Fedora: Create windows 8.1 bootable USB
I tried everything and nothing works I have 2 brand new USB keys 3 more packaged. I have 3 valid Windows 8.1 ISO files and yet no approach works.
I tried Unetbootin takes forever to copy 4.3GB to the USB stick and does not work. I tried Ask Fedora approach using:
1) Formatting USB drive to FAT32 and using:
su -c 'dd if=/home/kristjan/Prejemi/win.iso of=/dev/sdc bs=400M'
This takes 30min to complete and nothing files are copied to the drive but it does not boot. When I mount it after it's now showing as FAT but as UDF.
2) Formatting USB Drive to NTFS and using:
su -c 'dd if=/home/kristjan/Prejemi/win.iso of=/dev/sdc bs=8M'
This takes 30min same as above.
3) I tried using GParted approach shown here:
SuperUser: Windows USB from Fedora
This one wants to boot but does not. I reboot, press ENTER>F12 To get to boot selection menu I select the USB drive and it does not skip back to boot selection screen like above solutions do but it just stays on a black screen with a blinking _ cursor.
4) I tried setting the boot flag from GParted and using DD but does not work either.
Why is this so hard on Linux systems. I mean on Windows/Machintosh I can create a bootable USB stick in 10min. On Linux it takes 30min to copy the ISO contents and then nothing works : (
Solution 1:
Just now, I successfully created a bootable USB from a Windows 8.1 ISO containing a UDF filesystem. This will properly boot a UEFI machine into UEFI mode for subsequent install. It will not boot a BIOS machine or a UEFI machine in BIOS compatibility mode.
-
Mount the ISO:
sudo mount -t udf -o loop,ro,unhide /path/to/file.iso /mnt
Insert the USB drive.
-
Run
fdisk
and specify the device name of the USB drive; for example:sudo fdisk /dev/sdc
Delete any existing partition table and create a new one.

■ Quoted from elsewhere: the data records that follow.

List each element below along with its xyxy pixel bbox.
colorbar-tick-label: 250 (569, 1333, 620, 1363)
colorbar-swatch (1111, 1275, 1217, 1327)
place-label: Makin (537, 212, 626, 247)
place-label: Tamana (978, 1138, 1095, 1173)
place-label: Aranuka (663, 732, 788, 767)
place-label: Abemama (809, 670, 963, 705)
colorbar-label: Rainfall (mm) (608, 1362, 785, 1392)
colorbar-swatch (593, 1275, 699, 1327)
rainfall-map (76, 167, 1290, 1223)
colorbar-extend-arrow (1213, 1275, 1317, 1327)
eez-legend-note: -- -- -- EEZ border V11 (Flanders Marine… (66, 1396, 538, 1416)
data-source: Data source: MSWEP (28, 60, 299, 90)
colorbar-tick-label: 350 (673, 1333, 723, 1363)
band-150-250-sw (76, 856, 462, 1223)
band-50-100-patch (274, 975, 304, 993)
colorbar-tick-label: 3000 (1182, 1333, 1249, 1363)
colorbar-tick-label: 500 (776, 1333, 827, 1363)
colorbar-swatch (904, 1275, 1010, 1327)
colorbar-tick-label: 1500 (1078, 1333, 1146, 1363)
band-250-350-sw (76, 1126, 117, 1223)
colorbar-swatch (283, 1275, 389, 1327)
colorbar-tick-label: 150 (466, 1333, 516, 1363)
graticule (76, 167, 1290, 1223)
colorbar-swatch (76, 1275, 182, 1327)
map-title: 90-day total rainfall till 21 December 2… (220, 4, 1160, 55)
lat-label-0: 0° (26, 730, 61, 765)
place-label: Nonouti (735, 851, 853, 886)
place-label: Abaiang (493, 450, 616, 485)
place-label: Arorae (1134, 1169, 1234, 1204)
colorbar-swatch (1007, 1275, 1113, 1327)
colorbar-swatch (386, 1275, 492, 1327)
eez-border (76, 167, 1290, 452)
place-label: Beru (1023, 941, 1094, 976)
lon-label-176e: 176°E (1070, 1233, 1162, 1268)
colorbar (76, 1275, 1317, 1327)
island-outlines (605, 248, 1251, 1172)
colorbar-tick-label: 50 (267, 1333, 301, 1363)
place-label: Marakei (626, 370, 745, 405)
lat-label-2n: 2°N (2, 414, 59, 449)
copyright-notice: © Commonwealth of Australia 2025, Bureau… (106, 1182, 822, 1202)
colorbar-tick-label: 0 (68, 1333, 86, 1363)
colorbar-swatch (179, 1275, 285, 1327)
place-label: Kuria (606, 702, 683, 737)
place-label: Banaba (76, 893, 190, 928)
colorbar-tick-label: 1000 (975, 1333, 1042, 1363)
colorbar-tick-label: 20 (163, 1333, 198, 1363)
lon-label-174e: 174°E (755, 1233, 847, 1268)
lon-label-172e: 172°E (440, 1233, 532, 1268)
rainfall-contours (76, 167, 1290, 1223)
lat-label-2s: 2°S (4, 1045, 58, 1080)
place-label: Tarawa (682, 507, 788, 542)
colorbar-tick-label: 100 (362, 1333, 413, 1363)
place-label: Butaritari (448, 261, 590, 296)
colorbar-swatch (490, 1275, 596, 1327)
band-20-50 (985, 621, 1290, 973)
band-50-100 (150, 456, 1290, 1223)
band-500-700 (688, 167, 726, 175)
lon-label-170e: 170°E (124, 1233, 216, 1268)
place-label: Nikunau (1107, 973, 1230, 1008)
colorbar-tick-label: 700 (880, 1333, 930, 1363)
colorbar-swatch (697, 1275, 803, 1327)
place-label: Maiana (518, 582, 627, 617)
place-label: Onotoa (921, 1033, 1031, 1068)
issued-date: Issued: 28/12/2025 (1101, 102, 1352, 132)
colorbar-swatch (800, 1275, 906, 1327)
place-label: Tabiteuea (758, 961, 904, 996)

Create a new partition of at least 4.5 GB. Mark it bootable and set its type to 7 (HPFS/NTFS/ExFAT).
Write changes and exit
fdisk
.-
Create a FAT-32 file system in the new partition; for example:
sudo mkfs.vfat -F 32 /dev/sdc1
-
Mount this partition to an existing subdirectory; for example:
sudo mount /dev/sdc1 /media/usbstick
-
Copy all of the files from the mounted ISO into this directory:
sudo cp -rv /mnt/* /media/usbstick
-
Sync the file systems just to be sure:
sudo sync
-
Unmount both items previously mounted:
sudo umount /media/usbstick sudo umount /mnt
Solution 2:
Creating a bootable Windows install USB isn't too tricky if you install ms-sys:
# First, format /dev/sdX with a single partition (w/bootable flag set)
# Then, run the following
dev="/dev/sdX"
sudo mount -o loop win.iso /mntA
sudo mkfs.ntfs -f -L win ${dev}1
sudo ms-sys -7 ${dev}
sudo mount ${dev}1 /mntB
rsync -aP /mntA /mntB
sudo sync ${dev}
sudo umount /mntA /mntB
If you're trying to install Windows 8 to the USB drive, it gets slightly more complicated. See the guide here: https://thesquareplanet.com/blog/installing-windows-8-1-to-go-on-usb-drive-from-linux/
Solution 3:
dd
overwrites whole filesystem, so the formatting to FAT32 or NTFS before running dd
makes no sense.
if you are 100% sure that your Windows-8.1 ISO image /home/kristjan/Prejemi/win.iso
is able to boot from USB you can try to install liveusb-creator package using
sudo yum install liveusb-creator
and use it to transfer ISO data to USB stick.
Edit: Another alternative is unetbootin
package which does basically the same thing of producing bootable USB stick from ISO.